Sunday, May 7, 2017

As For Those Of Us Who Are Already Working ...

... this article from the Times brings up another subject:  the abusive use by employers of non-compete agreements, even for workers in relatively unskilled jobs.

Traditionally, NCAs (as they are colloquially called in the business and legal worlds) have been used to protect businesses against the possibility that an employee who possesses an unusual and valuable set of skills, or perhaps has control over significant market resources or customers, might leave the company, taking valuable insider knowledge with him or her, and launch a competing business, leaving the original employer at a significant disadvantage for taking the employee into its trust. These contracts are generally limited by state law with regard to the types of restrictions that a company can place on a departing employee.  They cannot be indefinite with regard to the limits on time, geography, or even the nature of work to be performed.  The intention behind most of these limits is to strike a balance between an employee's freedom to seek work and an employer's right to protect its own economic interests.

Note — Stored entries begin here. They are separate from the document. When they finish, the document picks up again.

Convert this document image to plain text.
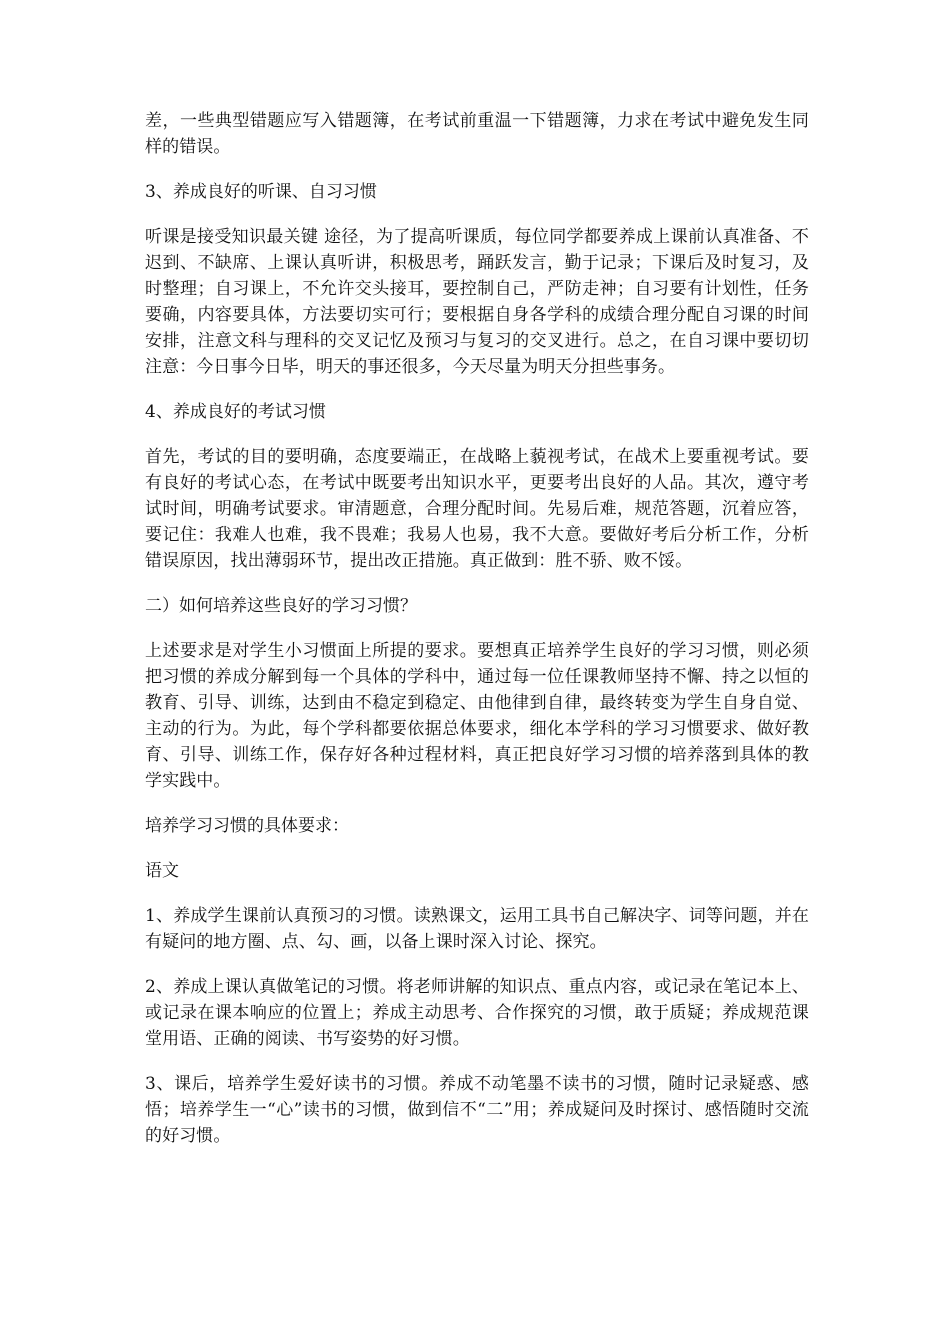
差，一些典型错题应写入错题簿，在考试前重温一下错题簿，力求在考试中避免发生同样的错误。

3、养成良好的听课、自习习惯

听课是接受知识最关键 途径，为了提高听课质，每位同学都要养成上课前认真准备、不迟到、不缺席、上课认真听讲，积极思考，踊跃发言，勤于记录；下课后及时复习，及时整理；自习课上，不允许交头接耳，要控制自己，严防走神；自习要有计划性，任务要确，内容要具体，方法要切实可行；要根据自身各学科的成绩合理分配自习课的时间安排，注意文科与理科的交叉记忆及预习与复习的交叉进行。总之，在自习课中要切切注意：今日事今日毕，明天的事还很多，今天尽量为明天分担些事务。

4、养成良好的考试习惯

首先，考试的目的要明确，态度要端正，在战略上藐视考试，在战术上要重视考试。要有良好的考试心态，在考试中既要考出知识水平，更要考出良好的人品。其次，遵守考试时间，明确考试要求。审清题意，合理分配时间。先易后难，规范答题，沉着应答，要记住：我难人也难，我不畏难；我易人也易，我不大意。要做好考后分析工作，分析错误原因，找出薄弱环节，提出改正措施。真正做到：胜不骄、败不馁。

二）如何培养这些良好的学习习惯？

上述要求是对学生小习惯面上所提的要求。要想真正培养学生良好的学习习惯，则必须把习惯的养成分解到每一个具体的学科中，通过每一位任课教师坚持不懈、持之以恒的教育、引导、训练，达到由不稳定到稳定、由他律到自律，最终转变为学生自身自觉、主动的行为。为此，每个学科都要依据总体要求，细化本学科的学习习惯要求、做好教育、引导、训练工作，保存好各种过程材料，真正把良好学习习惯的培养落到具体的教学实践中。

培养学习习惯的具体要求：

语文

1、养成学生课前认真预习的习惯。读熟课文，运用工具书自己解决字、词等问题，并在有疑问的地方圈、点、勾、画，以备上课时深入讨论、探究。

2、养成上课认真做笔记的习惯。将老师讲解的知识点、重点内容，或记录在笔记本上、或记录在课本响应的位置上；养成主动思考、合作探究的习惯，敢于质疑；养成规范课堂用语、正确的阅读、书写姿势的好习惯。

3、课后，培养学生爱好读书的习惯。养成不动笔墨不读书的习惯，随时记录疑惑、感悟；培养学生一“心”读书的习惯，做到信不“二”用；养成疑问及时探讨、感悟随时交流的好习惯。
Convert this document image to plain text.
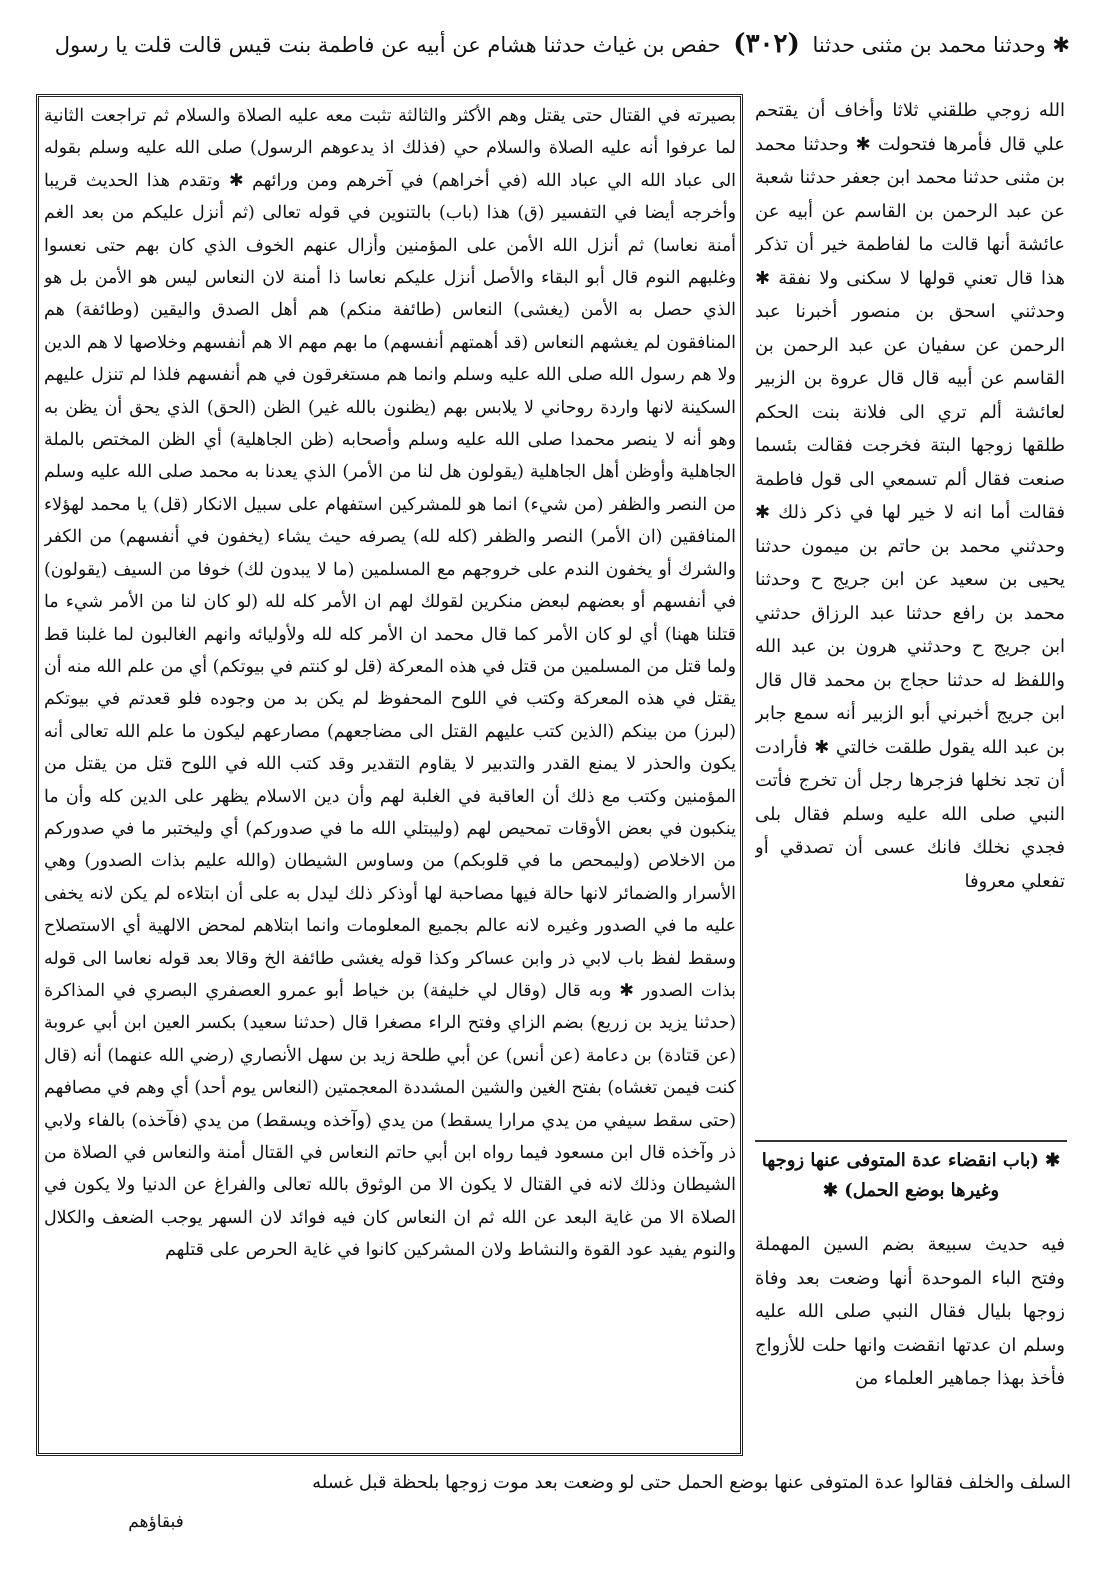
✱ وحدثنا محمد بن مثنى حدثنا (٣٠٢) حفص بن غياث حدثنا هشام عن أبيه عن فاطمة بنت قيس قالت قلت يا رسول

الله زوجي طلقني ثلاثا وأخاف أن يقتحم علي قال فأمرها فتحولت ✱ وحدثنا محمد بن مثنى حدثنا محمد ابن جعفر حدثنا شعبة عن عبد الرحمن بن القاسم عن أبيه عن عائشة أنها قالت ما لفاطمة خير أن تذكر هذا قال تعني قولها لا سكنى ولا نفقة ✱ وحدثني اسحق بن منصور أخبرنا عبد الرحمن عن سفيان عن عبد الرحمن بن القاسم عن أبيه قال قال عروة بن الزبير لعائشة ألم تري الى فلانة بنت الحكم طلقها زوجها البتة فخرجت فقالت بئسما صنعت فقال ألم تسمعي الى قول فاطمة فقالت أما انه لا خير لها في ذكر ذلك ✱ وحدثني محمد بن حاتم بن ميمون حدثنا يحيى بن سعيد عن ابن جريج ح وحدثنا محمد بن رافع حدثنا عبد الرزاق حدثني ابن جريج ح وحدثني هرون بن عبد الله واللفظ له حدثنا حجاج بن محمد قال قال ابن جريج أخبرني أبو الزبير أنه سمع جابر بن عبد الله يقول طلقت خالتي ✱ فأرادت أن تجد نخلها فزجرها رجل أن تخرج فأتت النبي صلى الله عليه وسلم فقال بلى فجدي نخلك فانك عسى أن تصدقي أو تفعلي معروفا

✱ (باب انقضاء عدة المتوفى عنها زوجها وغيرها بوضع الحمل) ✱

فيه حديث سبيعة بضم السين المهملة وفتح الباء الموحدة أنها وضعت بعد وفاة زوجها بليال فقال النبي صلى الله عليه وسلم ان عدتها انقضت وانها حلت للأزواج فأخذ بهذا جماهير العلماء من

بصيرته في القتال حتى يقتل وهم الأكثر والثالثة تثبت معه عليه الصلاة والسلام ثم تراجعت الثانية لما عرفوا أنه عليه الصلاة والسلام حي (فذلك اذ يدعوهم الرسول) صلى الله عليه وسلم بقوله الى عباد الله الي عباد الله (في أخراهم) في آخرهم ومن ورائهم ✱ وتقدم هذا الحديث قريبا وأخرجه أيضا في التفسير (ق) هذا (باب) بالتنوين في قوله تعالى (ثم أنزل عليكم من بعد الغم أمنة نعاسا) ثم أنزل الله الأمن على المؤمنين وأزال عنهم الخوف الذي كان بهم حتى نعسوا وغلبهم النوم قال أبو البقاء والأصل أنزل عليكم نعاسا ذا أمنة لان النعاس ليس هو الأمن بل هو الذي حصل به الأمن (يغشى) النعاس (طائفة منكم) هم أهل الصدق واليقين (وطائفة) هم المنافقون لم يغشهم النعاس (قد أهمتهم أنفسهم) ما بهم مهم الا هم أنفسهم وخلاصها لا هم الدين ولا هم رسول الله صلى الله عليه وسلم وانما هم مستغرقون في هم أنفسهم فلذا لم تنزل عليهم السكينة لانها واردة روحاني لا يلابس بهم (يظنون بالله غير) الظن (الحق) الذي يحق أن يظن به وهو أنه لا ينصر محمدا صلى الله عليه وسلم وأصحابه (ظن الجاهلية) أي الظن المختص بالملة الجاهلية وأوظن أهل الجاهلية (يقولون هل لنا من الأمر) الذي يعدنا به محمد صلى الله عليه وسلم من النصر والظفر (من شيء) انما هو للمشركين استفهام على سبيل الانكار (قل) يا محمد لهؤلاء المنافقين (ان الأمر) النصر والظفر (كله لله) يصرفه حيث يشاء (يخفون في أنفسهم) من الكفر والشرك أو يخفون الندم على خروجهم مع المسلمين (ما لا يبدون لك) خوفا من السيف (يقولون) في أنفسهم أو بعضهم لبعض منكرين لقولك لهم ان الأمر كله لله (لو كان لنا من الأمر شيء ما قتلنا ههنا) أي لو كان الأمر كما قال محمد ان الأمر كله لله ولأوليائه وانهم الغالبون لما غلبنا قط ولما قتل من المسلمين من قتل في هذه المعركة (قل لو كنتم في بيوتكم) أي من علم الله منه أن يقتل في هذه المعركة وكتب في اللوح المحفوظ لم يكن بد من وجوده فلو قعدتم في بيوتكم (لبرز) من بينكم (الذين كتب عليهم القتل الى مضاجعهم) مصارعهم ليكون ما علم الله تعالى أنه يكون والحذر لا يمنع القدر والتدبير لا يقاوم التقدير وقد كتب الله في اللوح قتل من يقتل من المؤمنين وكتب مع ذلك أن العاقبة في الغلبة لهم وأن دين الاسلام يظهر على الدين كله وأن ما ينكبون في بعض الأوقات تمحيص لهم (وليبتلي الله ما في صدوركم) أي وليختبر ما في صدوركم من الاخلاص (وليمحص ما في قلوبكم) من وساوس الشيطان (والله عليم بذات الصدور) وهي الأسرار والضمائر لانها حالة فيها مصاحبة لها أوذكر ذلك ليدل به على أن ابتلاءه لم يكن لانه يخفى عليه ما في الصدور وغيره لانه عالم بجميع المعلومات وانما ابتلاهم لمحض الالهية أي الاستصلاح وسقط لفظ باب لابي ذر وابن عساكر وكذا قوله يغشى طائفة الخ وقالا بعد قوله نعاسا الى قوله بذات الصدور ✱ وبه قال (وقال لي خليفة) بن خياط أبو عمرو العصفري البصري في المذاكرة (حدثنا يزيد بن زريع) بضم الزاي وفتح الراء مصغرا قال (حدثنا سعيد) بكسر العين ابن أبي عروبة (عن قتادة) بن دعامة (عن أنس) عن أبي طلحة زيد بن سهل الأنصاري (رضي الله عنهما) أنه (قال كنت فيمن تغشاه) بفتح الغين والشين المشددة المعجمتين (النعاس يوم أحد) أي وهم في مصافهم (حتى سقط سيفي من يدي مرارا يسقط) من يدي (وآخذه ويسقط) من يدي (فآخذه) بالفاء ولابي ذر وآخذه قال ابن مسعود فيما رواه ابن أبي حاتم النعاس في القتال أمنة والنعاس في الصلاة من الشيطان وذلك لانه في القتال لا يكون الا من الوثوق بالله تعالى والفراغ عن الدنيا ولا يكون في الصلاة الا من غاية البعد عن الله ثم ان النعاس كان فيه فوائد لان السهر يوجب الضعف والكلال والنوم يفيد عود القوة والنشاط ولان المشركين كانوا في غاية الحرص على قتلهم

السلف والخلف فقالوا عدة المتوفى عنها بوضع الحمل حتى لو وضعت بعد موت زوجها بلحظة قبل غسله
فبقاؤهم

And, in any case, the intention has traditionally been to limit the use of NCAs to those employees who are uniquely valuable to an enterprise, and not to employees with highly fungible skills. Employees in the latter category are often the ones with the least amount of job security, and who have the hardest time finding a job in the first place because of their sheer numbers in relation to the opportunities available to them.  I still remember my shock at finding out from a client that he had to sign an NCA for making sandwiches--sandwiches!--at a well-known fast-food chain.  I will not name the chain in question, but I will say this:  if you've eaten any of their sandwiches, you would wonder why they needed to be protected by an NCA (to say absolutely nothing about the prices).

Fortunately, there appears to be some legislative relief on the way, mostly at the state level at this point.  But it's worth considering the current abuse of NCAs in the context of other efforts over the past 40 years to restrict the rights of workers, while enhancing the rights of the investing class. Somewhere along the way, the idea that free enterprise was meant to play out on a level field got lost, and a large number of employers decided that it was OK to tilt it, so long as it was tilted in their direction.

Again, assuming that there will be elections next year, Democrats and other progressives should make restrictions on the use of NCAs a key component of a major proposal on behalf of workers' rights, one that addresses unions, overtime, leave and a whole host of other considerations that once were considered part of the American Way, and that we've somehow allowed ourselves to be convinced are unaffordable.  The truth runs in the other direction:  it's the absence of these considerations that is unaffordable.